The second half of the book didn’t interest me as much as the first. The 1980s Pakistan setting felt much more vivid and real to me than the modern day London one did and I found both characters more likeable as teenagers than they were as the adults they became. It also seemed to me that some of the situations Shamsie put them in were deliberately contrived in order to create conflict between them, rather than things that would have arisen naturally. Still, I liked the ending, which I found both ambiguous and believable, and I was intrigued by the central idea that perhaps when we’ve known someone all our lives we still see them as the person they used to be instead of the person they are now.

Have you read anything by Kamila Shamsie? Which of her books should I read next?
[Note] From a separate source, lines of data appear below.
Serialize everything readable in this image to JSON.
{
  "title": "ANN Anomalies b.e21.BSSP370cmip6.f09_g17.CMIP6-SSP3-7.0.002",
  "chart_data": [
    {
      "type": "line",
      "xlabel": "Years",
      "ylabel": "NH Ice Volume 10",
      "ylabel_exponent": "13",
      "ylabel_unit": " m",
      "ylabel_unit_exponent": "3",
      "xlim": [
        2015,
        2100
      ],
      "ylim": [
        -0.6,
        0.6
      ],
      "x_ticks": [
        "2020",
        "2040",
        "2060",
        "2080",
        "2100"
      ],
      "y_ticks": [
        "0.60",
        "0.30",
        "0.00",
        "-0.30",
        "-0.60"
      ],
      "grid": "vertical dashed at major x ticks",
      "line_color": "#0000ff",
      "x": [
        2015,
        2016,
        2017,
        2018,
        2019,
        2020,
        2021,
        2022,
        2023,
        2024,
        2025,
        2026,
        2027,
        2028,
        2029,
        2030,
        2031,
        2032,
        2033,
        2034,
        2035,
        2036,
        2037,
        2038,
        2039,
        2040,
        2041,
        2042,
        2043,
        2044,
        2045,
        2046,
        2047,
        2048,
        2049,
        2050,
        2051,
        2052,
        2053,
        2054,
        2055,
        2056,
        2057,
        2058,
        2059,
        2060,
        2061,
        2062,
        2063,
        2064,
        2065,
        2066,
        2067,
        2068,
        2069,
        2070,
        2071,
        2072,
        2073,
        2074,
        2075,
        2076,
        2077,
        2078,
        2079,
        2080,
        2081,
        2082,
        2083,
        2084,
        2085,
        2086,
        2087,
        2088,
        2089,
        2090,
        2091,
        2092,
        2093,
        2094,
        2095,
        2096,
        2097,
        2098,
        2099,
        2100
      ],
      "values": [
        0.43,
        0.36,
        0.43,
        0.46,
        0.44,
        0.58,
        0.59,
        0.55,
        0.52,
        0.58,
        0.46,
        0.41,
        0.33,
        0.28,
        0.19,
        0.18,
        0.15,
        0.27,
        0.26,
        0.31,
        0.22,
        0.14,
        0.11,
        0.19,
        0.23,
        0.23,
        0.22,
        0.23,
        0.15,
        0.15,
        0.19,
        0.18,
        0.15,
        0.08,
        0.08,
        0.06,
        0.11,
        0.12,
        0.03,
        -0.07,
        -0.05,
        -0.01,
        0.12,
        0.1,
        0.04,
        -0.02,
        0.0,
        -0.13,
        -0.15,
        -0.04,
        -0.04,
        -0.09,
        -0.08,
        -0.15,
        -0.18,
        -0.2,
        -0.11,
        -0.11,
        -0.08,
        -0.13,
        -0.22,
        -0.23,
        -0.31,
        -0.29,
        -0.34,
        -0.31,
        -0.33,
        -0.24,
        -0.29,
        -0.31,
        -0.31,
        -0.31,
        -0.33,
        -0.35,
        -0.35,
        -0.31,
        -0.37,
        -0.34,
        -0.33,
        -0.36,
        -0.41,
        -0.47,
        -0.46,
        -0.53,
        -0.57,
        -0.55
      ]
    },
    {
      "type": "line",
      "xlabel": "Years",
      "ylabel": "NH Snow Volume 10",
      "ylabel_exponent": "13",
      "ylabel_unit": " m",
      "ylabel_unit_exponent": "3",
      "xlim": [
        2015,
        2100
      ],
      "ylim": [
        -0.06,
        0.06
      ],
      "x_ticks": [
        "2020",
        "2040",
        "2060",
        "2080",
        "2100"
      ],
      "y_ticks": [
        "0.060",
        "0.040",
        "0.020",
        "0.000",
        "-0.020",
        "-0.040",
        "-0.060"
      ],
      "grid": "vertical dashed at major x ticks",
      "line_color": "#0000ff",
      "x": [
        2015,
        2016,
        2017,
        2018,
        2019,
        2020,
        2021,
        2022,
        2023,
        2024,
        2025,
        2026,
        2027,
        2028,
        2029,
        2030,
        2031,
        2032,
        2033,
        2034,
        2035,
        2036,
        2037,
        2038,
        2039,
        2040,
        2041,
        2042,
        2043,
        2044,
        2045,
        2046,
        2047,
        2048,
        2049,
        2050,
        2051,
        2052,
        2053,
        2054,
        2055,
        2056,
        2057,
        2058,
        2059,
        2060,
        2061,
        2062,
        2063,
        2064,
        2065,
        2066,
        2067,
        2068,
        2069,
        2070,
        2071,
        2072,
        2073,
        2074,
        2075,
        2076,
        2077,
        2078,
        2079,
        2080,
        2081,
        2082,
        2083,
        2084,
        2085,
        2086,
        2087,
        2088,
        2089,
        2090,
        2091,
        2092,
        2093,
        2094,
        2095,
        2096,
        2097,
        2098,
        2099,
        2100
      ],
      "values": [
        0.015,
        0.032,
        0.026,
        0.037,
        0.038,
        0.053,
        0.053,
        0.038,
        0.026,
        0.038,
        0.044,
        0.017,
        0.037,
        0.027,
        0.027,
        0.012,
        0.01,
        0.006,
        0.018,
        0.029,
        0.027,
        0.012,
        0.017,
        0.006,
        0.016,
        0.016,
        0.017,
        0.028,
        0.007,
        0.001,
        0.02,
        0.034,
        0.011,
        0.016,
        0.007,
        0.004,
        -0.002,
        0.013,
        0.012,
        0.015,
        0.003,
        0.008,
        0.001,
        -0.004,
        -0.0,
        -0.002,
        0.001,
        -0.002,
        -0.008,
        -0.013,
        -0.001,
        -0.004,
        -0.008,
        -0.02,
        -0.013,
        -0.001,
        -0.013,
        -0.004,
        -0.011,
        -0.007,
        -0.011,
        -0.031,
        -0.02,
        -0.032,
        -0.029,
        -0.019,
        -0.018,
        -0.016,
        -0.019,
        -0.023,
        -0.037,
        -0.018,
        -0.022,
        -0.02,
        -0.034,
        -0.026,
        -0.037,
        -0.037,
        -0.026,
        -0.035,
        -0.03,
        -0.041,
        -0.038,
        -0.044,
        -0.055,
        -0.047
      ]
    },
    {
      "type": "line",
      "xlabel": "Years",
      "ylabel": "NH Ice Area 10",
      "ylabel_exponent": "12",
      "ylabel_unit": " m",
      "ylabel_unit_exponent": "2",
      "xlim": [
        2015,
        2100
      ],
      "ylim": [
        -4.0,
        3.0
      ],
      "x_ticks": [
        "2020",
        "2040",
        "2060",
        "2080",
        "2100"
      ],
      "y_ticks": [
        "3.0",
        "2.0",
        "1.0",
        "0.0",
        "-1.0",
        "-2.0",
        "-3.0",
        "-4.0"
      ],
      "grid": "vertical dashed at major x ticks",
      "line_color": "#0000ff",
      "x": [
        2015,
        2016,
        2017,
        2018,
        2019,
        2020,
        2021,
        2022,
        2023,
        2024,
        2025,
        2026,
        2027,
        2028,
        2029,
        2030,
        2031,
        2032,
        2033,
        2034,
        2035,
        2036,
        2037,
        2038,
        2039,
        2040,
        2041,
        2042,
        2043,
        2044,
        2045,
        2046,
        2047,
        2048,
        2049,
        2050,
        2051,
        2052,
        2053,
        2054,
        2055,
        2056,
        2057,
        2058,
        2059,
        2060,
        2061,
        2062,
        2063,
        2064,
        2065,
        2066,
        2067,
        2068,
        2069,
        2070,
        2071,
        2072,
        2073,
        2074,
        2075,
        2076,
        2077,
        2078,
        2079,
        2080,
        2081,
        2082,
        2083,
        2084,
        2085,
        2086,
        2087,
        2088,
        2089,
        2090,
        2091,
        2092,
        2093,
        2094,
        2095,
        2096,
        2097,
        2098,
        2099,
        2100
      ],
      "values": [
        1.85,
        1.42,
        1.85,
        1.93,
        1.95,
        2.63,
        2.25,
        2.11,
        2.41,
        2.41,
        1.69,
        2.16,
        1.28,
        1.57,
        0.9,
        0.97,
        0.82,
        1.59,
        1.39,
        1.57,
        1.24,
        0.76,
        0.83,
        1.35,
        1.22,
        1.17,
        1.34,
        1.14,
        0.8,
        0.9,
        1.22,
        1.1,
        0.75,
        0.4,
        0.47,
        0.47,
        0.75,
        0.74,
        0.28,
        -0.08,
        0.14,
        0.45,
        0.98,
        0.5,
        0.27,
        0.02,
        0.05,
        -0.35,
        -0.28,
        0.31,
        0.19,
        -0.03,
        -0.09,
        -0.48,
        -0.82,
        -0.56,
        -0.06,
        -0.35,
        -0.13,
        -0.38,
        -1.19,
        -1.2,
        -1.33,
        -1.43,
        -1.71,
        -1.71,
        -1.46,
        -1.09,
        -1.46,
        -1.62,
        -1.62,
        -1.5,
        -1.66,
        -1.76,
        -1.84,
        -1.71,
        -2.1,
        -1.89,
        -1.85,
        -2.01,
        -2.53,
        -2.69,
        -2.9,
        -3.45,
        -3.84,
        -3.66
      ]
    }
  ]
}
19 thoughts on “Best of Friends by Kamila Shamsie

  1. Lory says:

    I read Home Fire (a personal recommendation to me by Deb of The Book Stop) and I do recommend that, although I also found some parts a bit contrived. There is at times the need to make a political point that overwhelms the reality of the characters. However, it definitely brings out some issues that need to be heard, and the transformation of Antigone was quite ingenious.

    • Helen says:

      I found the same with this book – I felt that the second half became too concerned with putting across a political message at the expense of the characters. I did enjoy it, though, and I like the sound of Home Fire so will think about reading that one next.

  2. Laura says:

    I really liked this one! As others have said, the obvious next choice is Home Fire which is much closer to this one than A God in Every Stone (or Burnt Shadows), both of which I struggled with.

    • Helen says:

      I’m glad you liked this one too! I did enjoy it, although the first half worked better for me than the second. Sorry to hear you struggled with Burnt Shadows, but I’ll definitely consider reading Home Fire.

  3. heavenali says:

    I finished this last week. I am a big fan of Kamila Shamsie and have read all her novels. I also loved the Pakistan section, and thought the second half of the narrative slowed down a bit. Overall I really enjoyed it, but my favourites by her are Home Fire and Burnt Shadows.

  4. Liz Dexter says:

    I like your last paragraph: yes, that does come up in discussions of older friends. I enjoyed both parts of the novel; I felt they both came alive in different ways, and I liked the internal conflicts in the women’s lives now. I have read Salt and Saffron, too, by the way, and I reviewed it saying it was interesting and enjoyable but that was in 2005ish and I don’t remember much about it!

    • Helen says:

      I’m glad you enjoyed Salt and Saffron even if you can’t remember much about it now. A few people have mentioned liking that one so I’ll look out for it!